Will grinned. “One of the things I love about you,” he said, then ran a hand over my short, non-descript hair—neither blond nor brown but something in between
“Uh, yeah.” I still wasn’t used to his easy and numerous declarations of love. Maybe someday I would be, but I’d never been loved before, and I knew instinctively I never would be again in the way that Will loved me.
Utterly. Completely. No matter what. For alway
s.
“Why don’t you get your computer? I’ll wait here.”
Leaning over, he brushed his lips across mine. In our business, we never knew when simple chores, such as retrieving a computer from the car, might separate us forever.

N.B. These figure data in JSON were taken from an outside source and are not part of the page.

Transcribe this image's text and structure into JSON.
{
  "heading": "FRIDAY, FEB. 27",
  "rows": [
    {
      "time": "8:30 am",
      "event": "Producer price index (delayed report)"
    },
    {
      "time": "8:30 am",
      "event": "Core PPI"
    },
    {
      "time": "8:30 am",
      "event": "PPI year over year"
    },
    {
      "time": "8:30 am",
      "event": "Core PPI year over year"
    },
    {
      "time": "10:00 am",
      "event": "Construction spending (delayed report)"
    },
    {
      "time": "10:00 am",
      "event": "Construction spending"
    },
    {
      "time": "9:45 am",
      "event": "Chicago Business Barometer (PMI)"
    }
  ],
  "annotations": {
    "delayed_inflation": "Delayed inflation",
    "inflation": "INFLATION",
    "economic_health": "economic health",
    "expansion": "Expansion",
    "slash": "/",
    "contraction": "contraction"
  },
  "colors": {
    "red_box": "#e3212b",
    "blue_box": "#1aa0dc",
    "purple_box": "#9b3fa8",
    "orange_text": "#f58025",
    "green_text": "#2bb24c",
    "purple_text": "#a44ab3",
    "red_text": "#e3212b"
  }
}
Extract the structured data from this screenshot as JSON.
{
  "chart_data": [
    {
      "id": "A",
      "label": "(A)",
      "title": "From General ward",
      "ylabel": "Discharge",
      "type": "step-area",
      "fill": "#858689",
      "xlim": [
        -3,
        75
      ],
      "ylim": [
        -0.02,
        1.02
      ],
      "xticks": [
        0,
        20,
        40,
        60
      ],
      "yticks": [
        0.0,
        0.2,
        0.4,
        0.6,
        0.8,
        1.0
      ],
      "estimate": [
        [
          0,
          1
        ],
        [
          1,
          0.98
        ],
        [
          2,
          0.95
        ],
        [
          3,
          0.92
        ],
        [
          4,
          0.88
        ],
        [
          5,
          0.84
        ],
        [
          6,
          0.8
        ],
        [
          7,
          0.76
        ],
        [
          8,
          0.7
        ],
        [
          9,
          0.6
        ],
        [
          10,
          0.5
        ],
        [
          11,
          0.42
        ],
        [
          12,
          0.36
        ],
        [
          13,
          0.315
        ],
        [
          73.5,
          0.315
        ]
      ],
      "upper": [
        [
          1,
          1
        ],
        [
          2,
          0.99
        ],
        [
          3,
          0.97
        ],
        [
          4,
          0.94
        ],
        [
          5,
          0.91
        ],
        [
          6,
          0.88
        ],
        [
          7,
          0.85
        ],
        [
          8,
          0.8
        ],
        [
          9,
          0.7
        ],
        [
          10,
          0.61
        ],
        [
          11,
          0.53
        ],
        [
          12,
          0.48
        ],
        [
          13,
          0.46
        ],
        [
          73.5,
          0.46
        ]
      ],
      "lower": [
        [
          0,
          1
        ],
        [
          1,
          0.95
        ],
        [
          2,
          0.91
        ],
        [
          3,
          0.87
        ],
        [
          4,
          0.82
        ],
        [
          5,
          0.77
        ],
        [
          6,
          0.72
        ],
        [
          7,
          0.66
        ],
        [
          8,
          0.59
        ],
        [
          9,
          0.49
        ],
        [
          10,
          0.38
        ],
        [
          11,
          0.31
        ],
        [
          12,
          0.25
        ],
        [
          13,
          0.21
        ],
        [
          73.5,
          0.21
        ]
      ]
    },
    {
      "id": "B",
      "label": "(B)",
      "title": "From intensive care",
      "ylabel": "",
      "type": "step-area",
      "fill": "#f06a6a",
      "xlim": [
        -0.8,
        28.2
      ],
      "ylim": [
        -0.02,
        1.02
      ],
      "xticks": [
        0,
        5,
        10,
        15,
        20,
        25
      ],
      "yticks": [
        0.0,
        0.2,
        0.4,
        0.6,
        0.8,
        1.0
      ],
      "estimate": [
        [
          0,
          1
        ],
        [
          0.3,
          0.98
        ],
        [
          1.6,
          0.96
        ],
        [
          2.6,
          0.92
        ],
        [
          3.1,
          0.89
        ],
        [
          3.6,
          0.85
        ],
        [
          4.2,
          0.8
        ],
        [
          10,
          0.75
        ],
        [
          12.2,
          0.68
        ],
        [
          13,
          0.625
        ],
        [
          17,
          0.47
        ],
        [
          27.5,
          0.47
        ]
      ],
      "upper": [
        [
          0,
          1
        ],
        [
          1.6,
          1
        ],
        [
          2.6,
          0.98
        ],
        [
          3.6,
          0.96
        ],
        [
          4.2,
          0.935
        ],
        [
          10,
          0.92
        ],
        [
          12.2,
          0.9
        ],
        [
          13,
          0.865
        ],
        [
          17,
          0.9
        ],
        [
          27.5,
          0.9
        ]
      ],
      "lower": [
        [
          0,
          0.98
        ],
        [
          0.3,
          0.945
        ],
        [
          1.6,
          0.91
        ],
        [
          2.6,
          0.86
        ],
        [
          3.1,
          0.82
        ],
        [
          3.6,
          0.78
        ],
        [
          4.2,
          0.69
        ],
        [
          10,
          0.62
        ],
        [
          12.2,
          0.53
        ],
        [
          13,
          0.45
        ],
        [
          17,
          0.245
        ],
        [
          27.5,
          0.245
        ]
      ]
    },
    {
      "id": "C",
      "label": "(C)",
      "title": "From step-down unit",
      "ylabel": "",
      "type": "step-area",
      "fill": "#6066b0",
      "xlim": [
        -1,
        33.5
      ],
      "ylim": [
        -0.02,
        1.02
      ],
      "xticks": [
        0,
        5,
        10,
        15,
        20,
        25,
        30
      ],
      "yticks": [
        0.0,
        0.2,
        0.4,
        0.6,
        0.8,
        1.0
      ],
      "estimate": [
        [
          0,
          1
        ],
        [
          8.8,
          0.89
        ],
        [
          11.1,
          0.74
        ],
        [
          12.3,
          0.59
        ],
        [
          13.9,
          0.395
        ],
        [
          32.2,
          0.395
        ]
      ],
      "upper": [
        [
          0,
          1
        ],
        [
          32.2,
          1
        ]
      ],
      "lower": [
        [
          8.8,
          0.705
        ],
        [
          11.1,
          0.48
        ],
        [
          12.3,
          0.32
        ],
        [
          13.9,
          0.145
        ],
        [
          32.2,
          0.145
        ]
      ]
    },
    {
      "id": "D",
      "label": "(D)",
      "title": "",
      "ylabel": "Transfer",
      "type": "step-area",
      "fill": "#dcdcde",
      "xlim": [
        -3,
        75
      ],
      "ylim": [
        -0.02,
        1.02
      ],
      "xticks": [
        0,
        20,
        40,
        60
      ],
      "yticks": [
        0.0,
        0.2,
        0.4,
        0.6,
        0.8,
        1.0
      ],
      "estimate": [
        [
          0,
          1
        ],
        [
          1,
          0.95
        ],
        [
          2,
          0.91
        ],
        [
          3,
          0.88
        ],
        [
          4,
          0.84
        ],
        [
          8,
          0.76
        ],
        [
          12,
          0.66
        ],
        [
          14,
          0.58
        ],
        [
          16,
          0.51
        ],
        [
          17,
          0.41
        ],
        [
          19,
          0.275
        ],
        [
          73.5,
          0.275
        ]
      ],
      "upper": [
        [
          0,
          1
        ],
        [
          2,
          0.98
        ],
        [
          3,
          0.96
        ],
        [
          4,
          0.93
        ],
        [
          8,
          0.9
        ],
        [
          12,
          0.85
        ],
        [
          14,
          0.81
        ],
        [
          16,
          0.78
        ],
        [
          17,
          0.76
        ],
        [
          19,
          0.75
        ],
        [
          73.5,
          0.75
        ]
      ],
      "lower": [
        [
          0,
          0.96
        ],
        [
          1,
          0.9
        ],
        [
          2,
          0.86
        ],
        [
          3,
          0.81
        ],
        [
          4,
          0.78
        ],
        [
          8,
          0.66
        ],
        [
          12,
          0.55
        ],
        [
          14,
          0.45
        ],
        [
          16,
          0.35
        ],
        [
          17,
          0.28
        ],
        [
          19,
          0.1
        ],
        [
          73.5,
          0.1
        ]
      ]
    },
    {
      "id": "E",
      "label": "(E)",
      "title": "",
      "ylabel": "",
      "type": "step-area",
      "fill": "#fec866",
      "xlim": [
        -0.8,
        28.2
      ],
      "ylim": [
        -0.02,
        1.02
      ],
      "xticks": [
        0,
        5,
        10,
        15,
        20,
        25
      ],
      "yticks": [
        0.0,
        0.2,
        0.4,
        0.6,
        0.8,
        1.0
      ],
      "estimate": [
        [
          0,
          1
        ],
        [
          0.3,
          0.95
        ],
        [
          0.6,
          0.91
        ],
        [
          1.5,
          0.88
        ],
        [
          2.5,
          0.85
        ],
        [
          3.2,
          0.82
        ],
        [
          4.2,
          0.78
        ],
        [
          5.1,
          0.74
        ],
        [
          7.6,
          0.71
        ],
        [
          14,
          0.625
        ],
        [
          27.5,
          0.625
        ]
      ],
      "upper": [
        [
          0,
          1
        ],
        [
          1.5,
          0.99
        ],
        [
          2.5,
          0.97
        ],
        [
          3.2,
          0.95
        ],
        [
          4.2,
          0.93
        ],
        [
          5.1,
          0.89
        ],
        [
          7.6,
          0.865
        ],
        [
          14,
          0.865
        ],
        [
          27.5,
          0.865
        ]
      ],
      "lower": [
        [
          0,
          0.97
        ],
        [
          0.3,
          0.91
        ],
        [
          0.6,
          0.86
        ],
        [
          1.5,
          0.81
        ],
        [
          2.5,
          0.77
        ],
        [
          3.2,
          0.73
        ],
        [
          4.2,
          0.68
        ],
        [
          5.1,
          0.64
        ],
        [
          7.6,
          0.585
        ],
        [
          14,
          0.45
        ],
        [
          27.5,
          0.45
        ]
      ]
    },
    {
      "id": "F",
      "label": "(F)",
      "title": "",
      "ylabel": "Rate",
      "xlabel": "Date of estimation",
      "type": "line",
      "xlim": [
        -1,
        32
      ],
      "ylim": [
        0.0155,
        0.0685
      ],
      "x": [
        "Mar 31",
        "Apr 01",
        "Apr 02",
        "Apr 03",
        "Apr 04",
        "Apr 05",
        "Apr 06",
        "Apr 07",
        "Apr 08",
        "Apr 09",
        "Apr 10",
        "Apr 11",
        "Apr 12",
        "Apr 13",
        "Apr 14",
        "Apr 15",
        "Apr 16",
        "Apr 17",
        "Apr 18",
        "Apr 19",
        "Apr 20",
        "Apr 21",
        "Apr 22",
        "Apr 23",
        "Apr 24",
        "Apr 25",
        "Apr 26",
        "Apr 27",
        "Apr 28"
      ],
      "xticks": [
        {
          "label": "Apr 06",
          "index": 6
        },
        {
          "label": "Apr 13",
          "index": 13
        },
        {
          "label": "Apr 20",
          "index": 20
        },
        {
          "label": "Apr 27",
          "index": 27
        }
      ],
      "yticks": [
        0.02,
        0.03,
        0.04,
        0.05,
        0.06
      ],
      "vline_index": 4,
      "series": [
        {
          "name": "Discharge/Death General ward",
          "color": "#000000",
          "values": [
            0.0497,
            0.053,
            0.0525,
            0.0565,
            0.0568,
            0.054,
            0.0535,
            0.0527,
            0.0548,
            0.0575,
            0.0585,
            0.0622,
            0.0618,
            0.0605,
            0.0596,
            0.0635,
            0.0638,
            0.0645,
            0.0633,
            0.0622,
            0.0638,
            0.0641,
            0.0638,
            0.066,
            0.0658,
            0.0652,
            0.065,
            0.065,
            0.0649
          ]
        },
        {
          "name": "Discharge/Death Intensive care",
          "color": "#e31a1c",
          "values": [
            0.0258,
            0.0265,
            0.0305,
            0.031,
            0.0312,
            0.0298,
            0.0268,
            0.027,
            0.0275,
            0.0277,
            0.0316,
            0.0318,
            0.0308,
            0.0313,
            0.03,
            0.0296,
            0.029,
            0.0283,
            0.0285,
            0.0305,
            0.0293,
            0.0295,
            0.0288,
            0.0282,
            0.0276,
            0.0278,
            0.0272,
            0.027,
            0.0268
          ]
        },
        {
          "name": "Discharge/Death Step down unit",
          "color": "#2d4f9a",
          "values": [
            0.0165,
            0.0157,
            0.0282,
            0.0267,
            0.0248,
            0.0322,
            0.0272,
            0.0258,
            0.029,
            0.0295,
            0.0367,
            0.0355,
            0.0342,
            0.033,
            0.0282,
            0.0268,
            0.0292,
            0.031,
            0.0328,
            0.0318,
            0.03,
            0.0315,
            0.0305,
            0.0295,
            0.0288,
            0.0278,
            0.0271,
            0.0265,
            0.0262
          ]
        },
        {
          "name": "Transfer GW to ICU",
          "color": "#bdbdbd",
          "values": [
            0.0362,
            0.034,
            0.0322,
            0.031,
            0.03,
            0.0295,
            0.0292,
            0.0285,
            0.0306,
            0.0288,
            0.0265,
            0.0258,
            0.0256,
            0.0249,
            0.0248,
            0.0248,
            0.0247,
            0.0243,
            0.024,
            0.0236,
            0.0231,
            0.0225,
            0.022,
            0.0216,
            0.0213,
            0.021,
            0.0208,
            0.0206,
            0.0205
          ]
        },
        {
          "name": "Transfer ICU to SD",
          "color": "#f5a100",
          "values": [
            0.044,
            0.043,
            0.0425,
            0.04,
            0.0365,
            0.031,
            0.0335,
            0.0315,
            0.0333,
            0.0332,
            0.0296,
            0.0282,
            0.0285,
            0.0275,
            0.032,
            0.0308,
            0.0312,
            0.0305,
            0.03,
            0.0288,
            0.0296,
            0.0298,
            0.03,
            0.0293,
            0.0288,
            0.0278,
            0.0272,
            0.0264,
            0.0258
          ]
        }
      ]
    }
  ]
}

He didn’t bother saying be right back. We tried not to make promises we weren’t sure we could keep.
With Will gone I got antsy. I’d never been very good at waiting, was even less adept at keeping my hands to myself. I searched the papers on the desk and found nothing interesting—schedules, insurance info, not a word about boxenwolves anywhere. A tap on the computer keyboard did not bring the screen to life. I would leave that for Will.
Wandering back to the tinted glass door, I shrugged and tried the knob. It twisted.
“Uh-oh.” I set my free hand on my gun.
“What are you doing?”
I jumped then scowled at Will. “What did I tell you about sneaking up on me? Make noise like a normal person would.”
“Normal white person. Indians move like the wind.”
I rolled my eyes but didn’t argue, because he did. “We forgot the first rule of breaking and entering.”
“Which is?”
“Try the knob first.” I pushed, and the door swung open.
The corridor beyond was brilliantly white and glaringly empty. Every door gaped wide. I didn’t like it, but I took a deep breath, drew my weapon—who knows how fast whatever we might encounter could move—and said, “Let’s go.”
Will set his computer under the receptionist’s desk and followed. He left his weapon in its holster. He’d never been very good with it. Will Cadotte was much better at hand-to-hand.
As we moved down the corridor, every room not only appeared empty but, upon further checking, was empty.
“Maybe everyone got better,” Will murmured.
“Then where are the doctors, the nurses, the janitors? Whose cars are those in the lot?”
“Got me.”
I liked this place less and less the longer we were there. Each room had been lived in, if you could call being incarcerated in the equivalent of a padded room “living.”
I pointed to the camera in the corner of the hallway. “There has to be a security office somewhere.” The red light was on. Tape was rolling.